Here he broke off, and just said: “Will you wear a rapier, if I give you one?”
“For what purpose, Teacher? I could not use it, having misapprehended the Lyctoral process.”
“Just in case,” he said, and it was the first time you had seen him wretched.
“You say you misapprehended the process,” said your Teacher, leaning forward and crossing his shabby-sleeved arms over his knees. “I don’t believe you did, Harrowhark. I really don’t believe you did. I’ve only seen one person get it … fundamentally wrong … and I hope I never see what happened to Anastasia and Samael again.”
And thus, unintentionally, you also confronted him with Anastasia. You could not trip in the Ninth House without falling over an Anastas, an Anastasia, or an Anastasius; or, in later years, bumping into their niche. Anastasia had been the mythic founding tomb-keeper and grandmother of the House, and the subject of at least two Nigenad poems (’Twas deep in Anastasia’s time, I wot). She was namesake of the deep inner monument where lay the sacred bones of tomb-keepers past and those who fell in battle. You were profoundly upset to learn that she had been real; that the rooms you inhabited—the empty, tintless, quiet rooms—had been intended for her.

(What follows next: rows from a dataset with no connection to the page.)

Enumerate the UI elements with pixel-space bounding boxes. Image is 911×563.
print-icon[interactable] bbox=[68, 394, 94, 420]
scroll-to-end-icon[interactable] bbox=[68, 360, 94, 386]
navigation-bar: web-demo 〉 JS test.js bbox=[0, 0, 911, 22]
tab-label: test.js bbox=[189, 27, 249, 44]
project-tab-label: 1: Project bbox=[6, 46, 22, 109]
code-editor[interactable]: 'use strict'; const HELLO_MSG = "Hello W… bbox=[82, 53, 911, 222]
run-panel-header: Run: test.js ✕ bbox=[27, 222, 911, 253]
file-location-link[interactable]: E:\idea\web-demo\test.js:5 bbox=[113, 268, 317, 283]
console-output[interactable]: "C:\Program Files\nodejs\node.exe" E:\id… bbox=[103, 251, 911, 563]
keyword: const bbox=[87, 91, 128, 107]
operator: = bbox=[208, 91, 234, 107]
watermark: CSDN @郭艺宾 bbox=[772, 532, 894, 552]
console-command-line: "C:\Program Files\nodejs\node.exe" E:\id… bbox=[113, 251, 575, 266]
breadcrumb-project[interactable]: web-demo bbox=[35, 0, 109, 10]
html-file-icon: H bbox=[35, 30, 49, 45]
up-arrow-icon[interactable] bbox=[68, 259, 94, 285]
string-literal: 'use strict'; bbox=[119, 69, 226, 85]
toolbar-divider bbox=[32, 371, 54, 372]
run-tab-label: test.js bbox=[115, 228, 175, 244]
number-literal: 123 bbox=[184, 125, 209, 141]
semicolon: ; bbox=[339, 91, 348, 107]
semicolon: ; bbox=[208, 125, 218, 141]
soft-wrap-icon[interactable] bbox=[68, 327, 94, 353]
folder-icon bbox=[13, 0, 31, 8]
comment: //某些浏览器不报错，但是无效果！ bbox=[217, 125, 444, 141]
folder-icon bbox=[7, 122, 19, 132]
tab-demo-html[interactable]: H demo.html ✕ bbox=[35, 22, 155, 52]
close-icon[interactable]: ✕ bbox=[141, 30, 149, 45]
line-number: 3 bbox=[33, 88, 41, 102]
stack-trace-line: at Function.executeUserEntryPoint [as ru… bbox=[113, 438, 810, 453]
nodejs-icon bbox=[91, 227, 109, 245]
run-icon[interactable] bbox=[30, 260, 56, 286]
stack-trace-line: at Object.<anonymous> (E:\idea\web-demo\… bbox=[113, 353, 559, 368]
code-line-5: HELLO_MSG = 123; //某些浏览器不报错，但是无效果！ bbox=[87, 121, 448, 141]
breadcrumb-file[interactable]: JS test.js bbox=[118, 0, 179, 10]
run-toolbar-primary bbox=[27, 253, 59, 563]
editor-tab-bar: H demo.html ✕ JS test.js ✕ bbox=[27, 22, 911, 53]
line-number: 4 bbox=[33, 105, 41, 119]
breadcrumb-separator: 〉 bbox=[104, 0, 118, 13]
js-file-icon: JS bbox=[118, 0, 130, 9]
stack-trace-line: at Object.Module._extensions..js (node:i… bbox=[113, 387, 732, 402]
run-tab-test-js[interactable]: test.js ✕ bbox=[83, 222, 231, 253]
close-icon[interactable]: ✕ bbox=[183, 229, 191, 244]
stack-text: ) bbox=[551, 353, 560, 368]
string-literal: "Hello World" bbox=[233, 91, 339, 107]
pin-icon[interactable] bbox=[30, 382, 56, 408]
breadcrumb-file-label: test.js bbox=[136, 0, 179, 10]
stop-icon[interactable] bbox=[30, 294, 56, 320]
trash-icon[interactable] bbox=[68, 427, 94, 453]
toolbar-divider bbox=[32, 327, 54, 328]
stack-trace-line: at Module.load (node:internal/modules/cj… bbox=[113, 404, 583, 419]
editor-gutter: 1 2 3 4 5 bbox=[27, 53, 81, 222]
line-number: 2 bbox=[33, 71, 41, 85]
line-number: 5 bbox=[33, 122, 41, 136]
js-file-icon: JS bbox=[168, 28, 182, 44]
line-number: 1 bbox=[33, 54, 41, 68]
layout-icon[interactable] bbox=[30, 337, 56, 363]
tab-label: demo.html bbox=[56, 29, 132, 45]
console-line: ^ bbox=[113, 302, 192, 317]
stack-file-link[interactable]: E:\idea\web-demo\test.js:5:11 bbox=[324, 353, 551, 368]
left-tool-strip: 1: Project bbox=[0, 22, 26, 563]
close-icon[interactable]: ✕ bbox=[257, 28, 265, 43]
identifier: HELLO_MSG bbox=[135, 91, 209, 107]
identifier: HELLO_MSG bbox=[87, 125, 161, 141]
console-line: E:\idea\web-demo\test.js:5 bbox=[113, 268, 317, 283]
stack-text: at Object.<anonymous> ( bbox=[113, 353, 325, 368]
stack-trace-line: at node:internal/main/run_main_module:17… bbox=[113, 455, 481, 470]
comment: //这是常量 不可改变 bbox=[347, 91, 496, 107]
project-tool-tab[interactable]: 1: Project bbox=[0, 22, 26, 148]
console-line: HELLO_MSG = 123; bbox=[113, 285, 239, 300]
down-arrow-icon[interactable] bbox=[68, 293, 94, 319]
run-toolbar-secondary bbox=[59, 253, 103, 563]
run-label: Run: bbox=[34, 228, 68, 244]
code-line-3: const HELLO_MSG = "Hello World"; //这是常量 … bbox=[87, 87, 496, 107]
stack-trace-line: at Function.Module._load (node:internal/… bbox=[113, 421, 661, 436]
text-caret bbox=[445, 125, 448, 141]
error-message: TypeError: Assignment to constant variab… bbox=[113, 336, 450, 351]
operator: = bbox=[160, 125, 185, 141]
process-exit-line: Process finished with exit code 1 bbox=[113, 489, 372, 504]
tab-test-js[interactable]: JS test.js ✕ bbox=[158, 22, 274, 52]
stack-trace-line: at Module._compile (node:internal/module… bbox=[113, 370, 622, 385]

As you often sat, mute and still, a statue of yourself, opposite the Emperor of the Nine Resurrections, caught between pleasure and pain at listening to him speak, he did not wait for you to ask. He said, “Out of all of us, only Anastasia got it wrong. She’d researched it too much. Typical Anastasia. She’d seen some pathways in it that simply didn’t exist. She spoke the Eightfold Word, and it didn’t … work. After we—cleaned up—she asked me if I might end her life. Of course I said no. She had so much more to give. Later I would ask of her a greater and more terrible thing. I had a body and I needed a tomb … you might know of the body, Harrowhark, and you will know far better the Tomb.”
At the time the Body had stood at the curtained plex window that stared out onto the field of slowly spinning asteroids, the mother-of-pearl robe slipping from her supple, naked shoulders, still moist as though just taken from the ice of her grave. You watched a droplet of water trickle down the column of her spine.
“The tomb that was to be shut forever,” you said, and found the words so strange. “The rock that was never to be rolled away. That what was within should remain buried, insensate, with closed eye and stilled brain. Every day I prayed for it to live, I prayed for it to sleep.”
Your voice dredged up from your brain, which dredged up from your heart, which dredged up from the oily, filth-stricken depths of your soul, and you said: “God, who did you bury?”